Monday, April 9, 2007

guilty pleasure....



I had been coming off of a messy breakup – you know the type where it's just so bad but the sex is oh so good, and the person in question is so f'ing hot – that letting go, although the best thing for you, remains the last possible solution you're willing to pursue because it entails the end of the kind of super hot celebrity sex/paparazzi lifestyle that most people (except for celebrities) rarely get to experience in their lifetime. Despite the lies, the escalating drug use, and the unpaid gas bills (big problem in Chicago during the winter), you try to focus on the quality fragments of the relationship (the sex, the parties, the free drugs, the warm body beside you at night) until you realize that the 'best parts' of the relationship are just the mirror image of the worst, and your perception (tolerance?) of the person all depends on whether or not you're looking in the mirror at a given moment or at the person directly.

In any case, like any early 20-something, drama=love, and I didn't know any better, and I was hurting, and driving in my car for no particular reason other than to clear my head, and then a friend of mine called – I picked up the cell phone -- blew right through a red light -- because the friend was calling to inform me of a party that night which would contain, amongst things like Xboxes 360s and Turbo (Flippee) Cups, my Ex, fashionably fresh and flourishing once again in my hometown.


I pulled down a side street, parked my car, and sparked a bowl. The obvious question being: was I going to go to this party – and if I did, was it going to result in something destructive, again?

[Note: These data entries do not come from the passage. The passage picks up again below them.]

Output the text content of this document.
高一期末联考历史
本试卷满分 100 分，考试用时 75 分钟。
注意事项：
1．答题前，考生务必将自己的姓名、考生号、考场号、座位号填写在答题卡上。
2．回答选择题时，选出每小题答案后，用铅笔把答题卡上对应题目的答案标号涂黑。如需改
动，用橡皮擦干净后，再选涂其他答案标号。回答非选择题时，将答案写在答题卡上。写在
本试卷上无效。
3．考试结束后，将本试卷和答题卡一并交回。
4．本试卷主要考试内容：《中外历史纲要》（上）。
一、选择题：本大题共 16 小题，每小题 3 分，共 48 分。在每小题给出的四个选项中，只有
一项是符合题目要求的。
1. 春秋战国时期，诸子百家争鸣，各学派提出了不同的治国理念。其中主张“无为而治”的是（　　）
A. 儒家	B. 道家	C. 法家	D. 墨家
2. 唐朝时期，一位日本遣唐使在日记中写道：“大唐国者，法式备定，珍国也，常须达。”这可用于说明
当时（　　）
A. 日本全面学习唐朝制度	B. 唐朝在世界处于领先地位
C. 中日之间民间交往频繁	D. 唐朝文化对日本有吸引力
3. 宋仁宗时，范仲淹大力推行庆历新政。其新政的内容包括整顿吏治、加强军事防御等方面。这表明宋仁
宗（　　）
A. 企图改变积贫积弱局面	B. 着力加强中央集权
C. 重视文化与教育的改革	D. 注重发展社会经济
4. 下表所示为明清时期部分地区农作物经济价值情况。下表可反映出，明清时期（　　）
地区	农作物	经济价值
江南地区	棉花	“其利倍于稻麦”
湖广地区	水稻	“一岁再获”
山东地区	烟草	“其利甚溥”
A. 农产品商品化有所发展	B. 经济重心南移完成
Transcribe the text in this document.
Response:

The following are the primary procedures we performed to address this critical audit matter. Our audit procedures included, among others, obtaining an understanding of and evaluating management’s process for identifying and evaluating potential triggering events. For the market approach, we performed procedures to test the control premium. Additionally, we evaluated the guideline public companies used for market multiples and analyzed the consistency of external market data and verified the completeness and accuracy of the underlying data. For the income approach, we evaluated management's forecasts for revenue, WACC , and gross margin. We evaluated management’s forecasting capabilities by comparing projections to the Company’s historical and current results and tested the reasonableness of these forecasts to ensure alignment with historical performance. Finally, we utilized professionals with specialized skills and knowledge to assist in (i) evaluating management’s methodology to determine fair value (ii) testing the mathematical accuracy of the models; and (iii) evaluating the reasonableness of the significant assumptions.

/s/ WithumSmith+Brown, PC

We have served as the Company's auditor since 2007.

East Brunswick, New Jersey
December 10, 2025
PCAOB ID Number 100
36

More importantly, wasn't I over all this Jr. High nonsense? Hadn't I already rubbed enough salt into my wounds?


Lately I had been driving without the radio because the noise it emitted would only augment my lovesick headache, but right now I needed some auditory distraction.


And that's when my guilty pleasure found me! Since my Paris Hilton wannabe cousin had changed all my radio presets to dance stations when she borrowed my car the previous week, Chicago's Killer Bee hijacked my speakers when I turned the radio on, right at the start of a yearning Janet Jackson from the early 90s singing, 'Again.'


And everything about the song -- from images of a youthful Janet, to the gentle melody and sing-song nature of the words, to the apropos scenario of the song-- washed over my exhausted body and adulterated mind like a saccharine tsunami. The next thing I realized -- probably ten minutes had passed and Janet had given way to Avril --and I was bawling like a seven-year old school girl who had skinned her knee on the playground.


I wiped my eyes as best as I could and immediately drove home and downloaded all versions of the song from Rhapsody. I had the speakers on full blast, just lying on my bed, thinking in my head You tell' em, Janet! You know better – don't fall for that poison again, indulging in pure, emotional cathartic release, when my roommate who most people would think was gay unless they knew him, entered my room, professed his affection for this song as well, then informed me of a little film called Poetic Justice, and we must have watched the film at least twice that night while drinking whiskey and hitting bongs. Even though I must have cried myself through a box of Kleenex, I avoided my ex, and the party.


In spite of my best intentions, because of that phone call, ‘the memories came back to me in my mind’ full force, so thankfully my wounded heart and jaded soul managed to find recluse in the amniotic comfort of booze, drugs, the arms of my roommate, and a Jackson.


Although I fell asleep listening to that song on repeat that night on the couch, the next morning I woke up feeling refreshed. To avoid checking my cell phone for missed calls from my ex, I focused on cleaning my room, at which point I found my Beck: Sea Change, album, and despite its pinkish decor, I popped it into my CD player and finally parted ways with Miss Janet and Mr. Beam in favor of the manly break-up album I should have been listening to weeks ago.